GENEL KURUL KONUŞMASI
Konu: TÜRKİYE CUMHURİYETİ EMEKLİ SANDIĞI KANUNU İLE BAZI KANUNLARDA DEĞİŞİKLİK YAPILMASINA DAİR KANUN TASARI VE TEKLİFLERİ
Yasama Yılı:2
Birleşim:45
Tarih:22.12.2011

BÜLENT TEZCAN (Aydın) - Teşekkür ederim Sayın Başkan.

Sayın Başkan, değerli milletvekilleri; görüşmekte olduğumuz 113 sıra sayılı Kanun Tasarısı'nın 6'ncı maddesi 5510 sayılı Kanun'da bir değişiklik öngörüyor. 5510 sayılı Kanun, Sosyal Sigortalar ve Genel Sağlık Sigortası Hakkında Kanun. Sosyal güvenlik alanını düzenleyen bir temel mevzuat ve 6'ncı madde de bu kanunun 64'üncü maddesine (d) bendi adı altında bir ek bent ekliyor.

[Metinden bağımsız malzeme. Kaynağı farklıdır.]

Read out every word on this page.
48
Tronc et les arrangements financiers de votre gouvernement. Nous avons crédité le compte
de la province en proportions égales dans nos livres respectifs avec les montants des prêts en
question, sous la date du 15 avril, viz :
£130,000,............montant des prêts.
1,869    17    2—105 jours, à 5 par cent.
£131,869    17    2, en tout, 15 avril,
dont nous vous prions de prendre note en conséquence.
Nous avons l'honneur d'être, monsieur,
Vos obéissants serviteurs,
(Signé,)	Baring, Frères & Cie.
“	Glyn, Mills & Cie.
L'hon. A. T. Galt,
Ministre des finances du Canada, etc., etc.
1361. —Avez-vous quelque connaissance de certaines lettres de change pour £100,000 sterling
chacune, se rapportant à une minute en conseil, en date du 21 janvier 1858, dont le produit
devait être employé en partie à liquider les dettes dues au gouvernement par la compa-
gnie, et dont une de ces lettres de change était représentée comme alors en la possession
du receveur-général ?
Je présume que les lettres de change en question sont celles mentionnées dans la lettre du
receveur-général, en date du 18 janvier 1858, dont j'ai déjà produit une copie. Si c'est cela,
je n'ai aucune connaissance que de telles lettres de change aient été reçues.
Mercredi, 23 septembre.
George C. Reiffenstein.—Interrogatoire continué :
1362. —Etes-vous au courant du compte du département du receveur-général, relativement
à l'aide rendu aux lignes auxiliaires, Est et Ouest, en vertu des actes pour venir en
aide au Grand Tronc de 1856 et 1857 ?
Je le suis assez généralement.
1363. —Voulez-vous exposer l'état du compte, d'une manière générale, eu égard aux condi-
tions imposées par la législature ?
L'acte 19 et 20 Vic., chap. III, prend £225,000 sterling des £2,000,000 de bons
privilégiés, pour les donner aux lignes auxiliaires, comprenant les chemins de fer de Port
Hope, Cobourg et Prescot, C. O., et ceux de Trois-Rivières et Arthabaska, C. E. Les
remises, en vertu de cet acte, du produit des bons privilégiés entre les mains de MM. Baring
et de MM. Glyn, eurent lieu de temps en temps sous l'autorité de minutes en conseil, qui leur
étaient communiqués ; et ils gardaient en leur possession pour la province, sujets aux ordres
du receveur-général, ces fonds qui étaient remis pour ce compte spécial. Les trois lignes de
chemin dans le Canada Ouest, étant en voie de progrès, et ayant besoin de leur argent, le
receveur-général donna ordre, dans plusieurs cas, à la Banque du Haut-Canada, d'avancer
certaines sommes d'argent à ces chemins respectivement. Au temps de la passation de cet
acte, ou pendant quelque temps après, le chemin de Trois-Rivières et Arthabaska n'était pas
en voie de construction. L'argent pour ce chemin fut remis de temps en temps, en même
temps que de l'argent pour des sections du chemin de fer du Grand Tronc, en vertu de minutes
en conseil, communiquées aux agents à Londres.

Değerli arkadaşlar, çok teknik konuşmaya gerek yok. Çok net bir şey söylüyorum. Bu değişikliği kabul ettiğimiz takdirde tedavi giderlerinin ödenmesinde kısıntı yapacağız. Yani bu değişiklik, bundan sonra hastalara ne kadar daha az tedavi gideri öderiz düşüncesinin ürünü. Bu değişikliği oylayıp geçirdiğimizde hastane kapısından dönen insanların sayısı artacak, ilaç alamayan insanların sayısı artacak, tedavi olamayan insanların sayısı artacak. Bakın niye söylüyorum bunu? AKP İktidarı sağlıktaki başarılarıyla sürekli övünüyor, burada bütçe görüşmelerinde de bunları dinledik. 5510 sayılı Kanun'un 63'üncü maddesi hangi tedavi giderlerinin ödeneceğini düzenliyor. Aynı kanunun 64'üncü maddesi hangi durumlarda tedavi giderlerinin ödenmeyeceğini düzenliyor. Biz bu değişiklikle 64'üncü maddeye şöyle bir ekleme yapıyoruz: Sosyal Güvenlik Kurumunun kabul etmediği, saymadığı ödemeler yapılmayacak. Bakın bu ne demek biliyor musunuz değerli milletvekilleri? Önümüzdeki günlerde öngörülemeyen yeni tedavi biçimleri ortaya çıkabilir. Örneğin kanser tedavisine ilişkin yeni yöntemler bulunabilir ve vatandaş hastane kapısına gittiğinde kanser tedavisiyle ilgili o yaşamsal önemi olan tedaviyi Sosyal Güvenlik Kurumu ödemeyecek, alamayacak o hizmeti. Sadece bir tane örnek verdim.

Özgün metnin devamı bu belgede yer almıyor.